This quote by Cynthia Ocelli so beautifully describes this,

“For a seed to achieve it’s greatest expression, it must come completely undone.

The shell cracks, it’s insides come out and everything changes.

To someone who doesn’t understand growth, it would look like complete destruction.”

— Cynthia Ocelli

After sharing this quote with a friend recently, she replied with this from Pat Barker,

Transformation consists almost entirely of decay.

— Pat Barker

So what use to be very black & white, has now opened up my view to seeing the world around me as this big, beautiful, expansive, full spectrum of color and possibility, and it is about keeping my heart and mind open to new ideas and learning.

Reminds me of the ‘Empty Your Cup’ conversation, I’m pretty sure this was discussed on an ALSSI episode, maybe early in season 1.
The moral of the lesson is pretty simple: By the time of adulthood, our heads are already filled with so much information and our world-view has become fixed. This hinders us from learning and gaining new knowledge.

So it becomes necessary for us to empty our cup, to make room for new information.

I have come to a place of peace with the idea that many things for me are just *un-knowable*.

* So this is how I would describe my experience with Faith:   

Faith exists in possibilities, not certainties.

Faith is what we choose to do in the absence of certainty.

True faith is the ability to act in the presence of doubt.

And so, for me,

True faith is a recognition that I don’t know.

I heard Claudia Bushman say this at a fireside I attended where she & her husband Richard spoke,

“Ambiguity and contradiction are a part of life.

Truth is elusive and malleable.

Accepting that condition is a necessary part of maturity.” — C. Bushman

And so we hold tensions and contradictions. . .

It’s kind of like learning to stand with your feet apart & your knees bent in a strong wind. If you are positioned like that when the winds blow, you will likely remain standing.

In my days of black & white thinking and *Truth*, I was standing with my knees locked with certainty, and when the winds blew, it knocked me off balance a bit. OK, a LOT.

So, I’ve learned to take a safer stance for now, keeping my knees bent, with an open heart and mind.

At the edge of inside “you enjoy neither the purity of the outsider nor that of the true believer.” So how do we find belonging at the Edge?

I can only share from my own lived experiences, and I want to be clear that I am not advocating for this path, but sharing from where I stand.

Finding belonging in this space takes time and patience.

Some of the best advice I can give is to allow yourself that time, not having to make any big decisions about what is right for you today, tomorrow, or even 3 months from now.

This is a journey. . .

SO give yourself time, not rushing decisions, or feeling the need to have all the answers. I find a place of peace in allowing for ambiguity, and not having to *know*, sitting with the questions themselves, and allowing space for faith, and hope.

So I think one of the first thing for me was something you have heard on the podcast a lot, and that is getting comfortable with being uncomfortable.

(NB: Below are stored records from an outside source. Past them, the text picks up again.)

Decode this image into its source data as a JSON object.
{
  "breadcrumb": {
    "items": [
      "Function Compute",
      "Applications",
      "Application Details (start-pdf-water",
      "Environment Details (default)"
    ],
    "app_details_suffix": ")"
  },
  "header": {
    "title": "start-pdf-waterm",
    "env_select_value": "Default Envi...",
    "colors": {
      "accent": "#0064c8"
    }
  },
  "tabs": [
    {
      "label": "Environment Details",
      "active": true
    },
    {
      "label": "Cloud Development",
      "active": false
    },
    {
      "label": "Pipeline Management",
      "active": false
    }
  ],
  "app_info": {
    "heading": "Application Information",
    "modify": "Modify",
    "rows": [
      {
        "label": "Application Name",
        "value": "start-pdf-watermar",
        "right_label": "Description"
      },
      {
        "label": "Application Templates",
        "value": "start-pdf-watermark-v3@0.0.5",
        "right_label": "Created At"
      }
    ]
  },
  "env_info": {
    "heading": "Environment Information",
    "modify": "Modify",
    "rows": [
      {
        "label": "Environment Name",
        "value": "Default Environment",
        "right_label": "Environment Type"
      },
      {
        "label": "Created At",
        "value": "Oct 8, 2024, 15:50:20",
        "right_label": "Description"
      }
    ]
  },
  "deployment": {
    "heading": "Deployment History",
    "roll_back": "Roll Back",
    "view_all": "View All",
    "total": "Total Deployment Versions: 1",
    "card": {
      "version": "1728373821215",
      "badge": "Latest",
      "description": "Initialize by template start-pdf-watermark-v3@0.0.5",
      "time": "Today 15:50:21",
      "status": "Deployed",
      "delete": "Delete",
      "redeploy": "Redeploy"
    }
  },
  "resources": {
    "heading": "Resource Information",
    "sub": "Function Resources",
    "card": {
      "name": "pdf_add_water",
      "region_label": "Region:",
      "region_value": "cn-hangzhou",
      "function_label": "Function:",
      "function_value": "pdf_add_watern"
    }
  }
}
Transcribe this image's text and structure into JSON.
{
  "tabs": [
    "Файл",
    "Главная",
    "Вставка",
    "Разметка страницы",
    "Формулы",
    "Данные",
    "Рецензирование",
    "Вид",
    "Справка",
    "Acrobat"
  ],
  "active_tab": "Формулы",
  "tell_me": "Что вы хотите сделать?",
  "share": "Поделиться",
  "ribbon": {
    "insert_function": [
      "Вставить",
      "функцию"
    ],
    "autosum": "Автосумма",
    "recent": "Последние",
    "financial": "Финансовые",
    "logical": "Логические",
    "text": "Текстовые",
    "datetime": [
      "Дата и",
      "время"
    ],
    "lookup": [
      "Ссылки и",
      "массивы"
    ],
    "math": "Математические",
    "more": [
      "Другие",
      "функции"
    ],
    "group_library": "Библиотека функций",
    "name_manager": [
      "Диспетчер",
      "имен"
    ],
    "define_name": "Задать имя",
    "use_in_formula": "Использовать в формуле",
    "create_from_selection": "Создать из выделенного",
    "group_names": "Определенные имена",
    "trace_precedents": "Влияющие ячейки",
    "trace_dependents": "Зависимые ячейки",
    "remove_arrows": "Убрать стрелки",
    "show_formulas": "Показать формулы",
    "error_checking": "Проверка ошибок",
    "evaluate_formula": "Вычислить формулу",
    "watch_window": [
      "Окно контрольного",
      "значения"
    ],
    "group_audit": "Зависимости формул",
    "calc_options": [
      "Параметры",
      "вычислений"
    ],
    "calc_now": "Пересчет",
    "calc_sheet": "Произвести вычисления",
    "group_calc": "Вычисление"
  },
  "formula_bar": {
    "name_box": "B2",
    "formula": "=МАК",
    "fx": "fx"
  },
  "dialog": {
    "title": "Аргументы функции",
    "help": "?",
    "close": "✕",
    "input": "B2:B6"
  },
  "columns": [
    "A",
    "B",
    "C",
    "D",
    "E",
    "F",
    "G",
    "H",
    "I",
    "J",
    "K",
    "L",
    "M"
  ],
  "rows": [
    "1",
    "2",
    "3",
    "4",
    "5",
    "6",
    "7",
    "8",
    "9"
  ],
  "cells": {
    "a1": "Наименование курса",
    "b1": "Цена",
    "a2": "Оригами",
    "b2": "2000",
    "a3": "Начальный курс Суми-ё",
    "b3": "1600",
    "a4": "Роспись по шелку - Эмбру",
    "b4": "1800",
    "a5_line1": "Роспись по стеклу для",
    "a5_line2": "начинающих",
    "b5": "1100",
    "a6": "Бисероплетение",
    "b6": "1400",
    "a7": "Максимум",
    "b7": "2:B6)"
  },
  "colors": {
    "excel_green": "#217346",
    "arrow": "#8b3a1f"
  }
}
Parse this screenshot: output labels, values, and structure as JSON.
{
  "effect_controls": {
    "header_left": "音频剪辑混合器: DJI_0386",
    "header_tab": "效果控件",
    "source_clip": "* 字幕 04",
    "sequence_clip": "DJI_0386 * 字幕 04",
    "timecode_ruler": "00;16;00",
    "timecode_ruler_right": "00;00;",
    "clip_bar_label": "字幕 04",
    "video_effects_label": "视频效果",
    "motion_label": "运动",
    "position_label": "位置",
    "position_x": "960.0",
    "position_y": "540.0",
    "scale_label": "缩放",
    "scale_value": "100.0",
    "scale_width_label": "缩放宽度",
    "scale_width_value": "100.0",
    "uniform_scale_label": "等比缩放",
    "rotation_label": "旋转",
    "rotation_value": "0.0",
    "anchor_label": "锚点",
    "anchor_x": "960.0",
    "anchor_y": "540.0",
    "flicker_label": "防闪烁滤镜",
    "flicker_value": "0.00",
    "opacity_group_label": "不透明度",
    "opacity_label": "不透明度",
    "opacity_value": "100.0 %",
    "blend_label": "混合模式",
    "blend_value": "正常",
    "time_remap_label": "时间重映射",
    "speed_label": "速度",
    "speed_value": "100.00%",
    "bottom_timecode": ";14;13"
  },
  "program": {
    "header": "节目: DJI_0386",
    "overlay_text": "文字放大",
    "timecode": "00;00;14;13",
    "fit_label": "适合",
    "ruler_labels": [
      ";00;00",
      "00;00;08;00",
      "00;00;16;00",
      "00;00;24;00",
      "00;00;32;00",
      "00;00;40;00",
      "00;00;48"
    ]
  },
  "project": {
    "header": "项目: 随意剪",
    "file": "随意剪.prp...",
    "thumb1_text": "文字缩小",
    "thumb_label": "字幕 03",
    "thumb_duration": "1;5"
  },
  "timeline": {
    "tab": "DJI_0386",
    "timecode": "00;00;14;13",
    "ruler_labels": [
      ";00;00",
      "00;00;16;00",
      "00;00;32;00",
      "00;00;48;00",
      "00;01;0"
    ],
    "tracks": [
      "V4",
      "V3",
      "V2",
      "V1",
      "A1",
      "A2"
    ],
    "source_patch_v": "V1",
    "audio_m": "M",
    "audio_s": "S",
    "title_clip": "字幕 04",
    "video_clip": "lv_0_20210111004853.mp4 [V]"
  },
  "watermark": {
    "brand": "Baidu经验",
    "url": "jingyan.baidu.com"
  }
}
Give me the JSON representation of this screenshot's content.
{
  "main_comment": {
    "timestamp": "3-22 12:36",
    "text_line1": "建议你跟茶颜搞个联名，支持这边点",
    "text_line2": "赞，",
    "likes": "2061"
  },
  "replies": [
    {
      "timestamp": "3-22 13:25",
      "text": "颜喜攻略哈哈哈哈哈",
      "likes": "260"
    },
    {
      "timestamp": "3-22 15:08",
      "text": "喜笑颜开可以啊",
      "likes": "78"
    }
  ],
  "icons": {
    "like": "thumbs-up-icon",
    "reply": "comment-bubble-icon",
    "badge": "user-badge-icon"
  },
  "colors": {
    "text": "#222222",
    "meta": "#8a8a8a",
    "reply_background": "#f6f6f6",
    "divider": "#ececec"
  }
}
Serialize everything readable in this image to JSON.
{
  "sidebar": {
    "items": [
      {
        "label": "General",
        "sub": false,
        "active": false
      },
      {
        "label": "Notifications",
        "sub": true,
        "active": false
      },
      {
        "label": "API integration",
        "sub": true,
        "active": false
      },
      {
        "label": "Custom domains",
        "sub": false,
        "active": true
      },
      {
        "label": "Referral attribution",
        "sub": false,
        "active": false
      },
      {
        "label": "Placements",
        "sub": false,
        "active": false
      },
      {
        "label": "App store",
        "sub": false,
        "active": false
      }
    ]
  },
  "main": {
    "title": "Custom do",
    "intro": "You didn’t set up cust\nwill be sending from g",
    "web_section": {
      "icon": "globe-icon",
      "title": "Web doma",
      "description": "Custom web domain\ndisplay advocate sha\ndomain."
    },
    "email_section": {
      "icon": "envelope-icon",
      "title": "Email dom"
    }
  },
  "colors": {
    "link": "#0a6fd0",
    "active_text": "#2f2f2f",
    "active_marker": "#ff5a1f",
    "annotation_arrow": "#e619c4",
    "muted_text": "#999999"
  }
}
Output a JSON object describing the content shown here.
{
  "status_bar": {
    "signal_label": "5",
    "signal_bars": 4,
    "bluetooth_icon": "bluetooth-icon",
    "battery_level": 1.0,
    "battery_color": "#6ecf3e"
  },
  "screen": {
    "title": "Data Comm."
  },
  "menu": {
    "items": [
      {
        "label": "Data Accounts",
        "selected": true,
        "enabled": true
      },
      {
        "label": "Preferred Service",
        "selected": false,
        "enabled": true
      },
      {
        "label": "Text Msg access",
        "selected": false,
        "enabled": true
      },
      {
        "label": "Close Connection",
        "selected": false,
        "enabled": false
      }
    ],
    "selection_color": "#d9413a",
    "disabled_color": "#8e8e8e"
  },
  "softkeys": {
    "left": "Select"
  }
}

This was something new for me, and it takes some time. . .

*Get comfortable with being uncomfortable.

Kind of ironically, I once overheard my Stake President say, “There is no growth in the comfort zone, and no comfort in the growth zone.”

I am sure he didn’t coin the phrase, but hearing the words come from him has stuck with me, and makes it much more fun to quote.

*The other really important thing is that I gave myself permission to be on this journey.

And I’ve given myself permission to trust and follow my own heart and mind.  I like to think that following your own heart and mind is really your *Divine Intuition*.

So give yourself permission.

I currently have a great Bishop, I’ve had 2 in a row actually that I have considered to be “within my circle of trust”, and I know this can change with the next Bishop called.

My Bishop is a podcast listener, and I can’t take any credit for that. In May, I got this text from him,

“I just listened to your Faith Matters Podcast.

Excellent.

“I don’t consider you on the edge of inside, but it is a good way to describe many.”

I did a “Belonging at The Edge of Inside” podcast episode w/ Faith Matters,

I had not shared the link with him.

In early September, I got this message from him:

“I have now listened to your At Last She Said It episode where you use this “Edge of Inside” comment. Good stuff.”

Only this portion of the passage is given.